The SMME Expo, running in tandem with the two-day trade and investment summit, will focus on small, medium and micro- businesses, and the important contribution they make to the local economy.
“Small business and the emerging entrepreneur are the way of the future for South African business,” says Tony Pancaldi, MD of the International Trade Group.
“Tourism is a case in point. Some of the smaller tourism businesses would almost certainly have been seen as informal businesses 10 years ago. However, today this sector alone is a huge generator of local economy and impetus for job creation and development.
“We have the greatest potential in the world to grow tourism even more — the challenge now is to make it sustainable. The same is true for many other industries such as information and communication technology and arts and crafts.”
Pancaldi says that more and more small businesses are meeting international quality standards and improving productivity. They need to be given recognition, which is the rationale for running the expo alongside a bilateral trade summit.
The organisers’ aim is for international investors and local “big brother” businesses to visit the exhibition and witness, first hand, emerging business in action. “It will also provide these entrepreneurs the opportunity to showcase their products and services to potential trade contacts,” says Pancaldi.

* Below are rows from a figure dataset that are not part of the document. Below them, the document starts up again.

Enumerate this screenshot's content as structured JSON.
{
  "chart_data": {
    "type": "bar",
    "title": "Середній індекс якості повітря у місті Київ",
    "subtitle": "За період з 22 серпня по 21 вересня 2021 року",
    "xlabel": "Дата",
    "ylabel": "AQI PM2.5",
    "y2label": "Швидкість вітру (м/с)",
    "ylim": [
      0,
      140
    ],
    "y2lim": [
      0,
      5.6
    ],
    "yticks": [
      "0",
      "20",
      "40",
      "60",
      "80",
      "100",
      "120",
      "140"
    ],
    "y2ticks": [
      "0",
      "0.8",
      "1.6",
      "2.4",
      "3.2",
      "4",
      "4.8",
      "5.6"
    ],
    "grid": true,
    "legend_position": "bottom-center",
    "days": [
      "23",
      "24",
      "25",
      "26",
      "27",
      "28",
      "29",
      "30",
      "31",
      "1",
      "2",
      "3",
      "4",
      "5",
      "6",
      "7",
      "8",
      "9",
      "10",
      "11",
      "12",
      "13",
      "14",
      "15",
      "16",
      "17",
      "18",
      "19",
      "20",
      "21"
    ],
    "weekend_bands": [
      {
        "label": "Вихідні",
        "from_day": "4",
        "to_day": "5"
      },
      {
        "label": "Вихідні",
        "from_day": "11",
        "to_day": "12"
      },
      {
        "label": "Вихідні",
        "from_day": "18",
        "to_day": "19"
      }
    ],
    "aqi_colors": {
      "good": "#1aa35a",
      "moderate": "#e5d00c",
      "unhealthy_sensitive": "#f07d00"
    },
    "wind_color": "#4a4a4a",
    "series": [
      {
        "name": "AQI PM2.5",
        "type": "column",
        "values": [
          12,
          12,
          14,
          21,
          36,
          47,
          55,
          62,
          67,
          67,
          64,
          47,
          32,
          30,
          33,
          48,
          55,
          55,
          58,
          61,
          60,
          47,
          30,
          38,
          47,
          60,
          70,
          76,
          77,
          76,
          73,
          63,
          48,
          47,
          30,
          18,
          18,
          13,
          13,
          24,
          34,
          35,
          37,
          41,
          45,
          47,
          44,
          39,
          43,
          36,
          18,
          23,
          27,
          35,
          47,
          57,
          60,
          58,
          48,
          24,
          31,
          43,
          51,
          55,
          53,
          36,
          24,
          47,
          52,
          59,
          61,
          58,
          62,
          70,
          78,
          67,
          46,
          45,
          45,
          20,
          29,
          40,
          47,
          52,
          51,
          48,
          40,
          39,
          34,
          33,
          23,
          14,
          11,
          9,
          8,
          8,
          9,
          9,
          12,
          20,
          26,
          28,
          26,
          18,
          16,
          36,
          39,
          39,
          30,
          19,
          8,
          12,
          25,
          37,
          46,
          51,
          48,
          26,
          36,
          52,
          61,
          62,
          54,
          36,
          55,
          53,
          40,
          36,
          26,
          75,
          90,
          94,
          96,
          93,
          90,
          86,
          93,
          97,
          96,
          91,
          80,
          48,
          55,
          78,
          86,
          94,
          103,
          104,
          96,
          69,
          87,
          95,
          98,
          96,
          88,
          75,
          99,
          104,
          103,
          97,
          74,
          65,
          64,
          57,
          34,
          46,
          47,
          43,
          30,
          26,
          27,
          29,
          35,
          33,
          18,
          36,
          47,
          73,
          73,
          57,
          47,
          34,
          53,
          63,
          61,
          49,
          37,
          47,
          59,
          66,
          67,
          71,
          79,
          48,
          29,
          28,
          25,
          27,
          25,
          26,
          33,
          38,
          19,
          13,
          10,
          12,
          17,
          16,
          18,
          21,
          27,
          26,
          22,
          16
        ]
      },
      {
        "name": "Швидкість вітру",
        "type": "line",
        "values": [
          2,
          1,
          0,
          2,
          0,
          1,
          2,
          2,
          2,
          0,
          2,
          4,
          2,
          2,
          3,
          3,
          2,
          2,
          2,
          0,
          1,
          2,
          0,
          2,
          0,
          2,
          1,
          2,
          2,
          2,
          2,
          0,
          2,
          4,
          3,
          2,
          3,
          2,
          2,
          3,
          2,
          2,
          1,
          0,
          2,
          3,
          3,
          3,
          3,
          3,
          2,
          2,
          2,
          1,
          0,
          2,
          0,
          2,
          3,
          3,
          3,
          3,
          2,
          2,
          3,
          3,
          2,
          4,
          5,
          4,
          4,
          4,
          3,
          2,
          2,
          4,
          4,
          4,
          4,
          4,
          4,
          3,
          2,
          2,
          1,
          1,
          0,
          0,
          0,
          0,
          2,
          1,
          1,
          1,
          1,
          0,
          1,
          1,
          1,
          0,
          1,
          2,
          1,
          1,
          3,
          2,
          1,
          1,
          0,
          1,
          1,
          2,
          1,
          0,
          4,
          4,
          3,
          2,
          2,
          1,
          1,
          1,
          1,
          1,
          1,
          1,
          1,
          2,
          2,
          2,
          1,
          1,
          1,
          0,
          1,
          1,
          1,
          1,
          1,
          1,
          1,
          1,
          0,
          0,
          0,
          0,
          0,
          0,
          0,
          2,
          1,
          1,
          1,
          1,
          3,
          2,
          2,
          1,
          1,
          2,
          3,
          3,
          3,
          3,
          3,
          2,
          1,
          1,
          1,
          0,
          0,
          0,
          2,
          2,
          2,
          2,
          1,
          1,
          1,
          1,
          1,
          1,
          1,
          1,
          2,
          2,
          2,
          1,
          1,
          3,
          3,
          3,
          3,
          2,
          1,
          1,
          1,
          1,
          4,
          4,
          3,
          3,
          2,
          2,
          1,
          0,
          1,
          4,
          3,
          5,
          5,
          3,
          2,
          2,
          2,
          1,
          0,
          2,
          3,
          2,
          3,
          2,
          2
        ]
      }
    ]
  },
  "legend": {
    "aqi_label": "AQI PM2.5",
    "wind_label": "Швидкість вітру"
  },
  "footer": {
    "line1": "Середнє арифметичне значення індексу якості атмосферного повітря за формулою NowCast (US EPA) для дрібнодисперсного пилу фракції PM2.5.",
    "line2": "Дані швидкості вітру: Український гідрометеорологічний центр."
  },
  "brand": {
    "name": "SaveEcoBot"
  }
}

The expo is based on, but not limited to, three themes: arts and crafts; tourism; and information and communication technology. “We chose these three fields because they are the major areas of potential growth,” says Pancaldi.
“We all understand the potential of tourism for job creation, but South Africa is also emerging as a potential market for software development.
“In the past few years business was looking to India as the new growth market for IT, but this has slowly shifted to South Africa.”
Another of South Africa’s richest offerings is its cultural diversity and resultant art — vibrant and colourful, every piece of art produced in South Africa has a story to tell.
The recycling of coat hangers, cans and tins into functional objects or art shows our ingenuity of design — an art genre that cannot be seen anywhere else in the world.
With more than 150 exhibitors displaying their wares, the expo aims at assisting entrepreneurs find additional income-generating opportunities, as well as with training, marketing and capacity-building to bring people from the informal sector into the mainstream of South African business.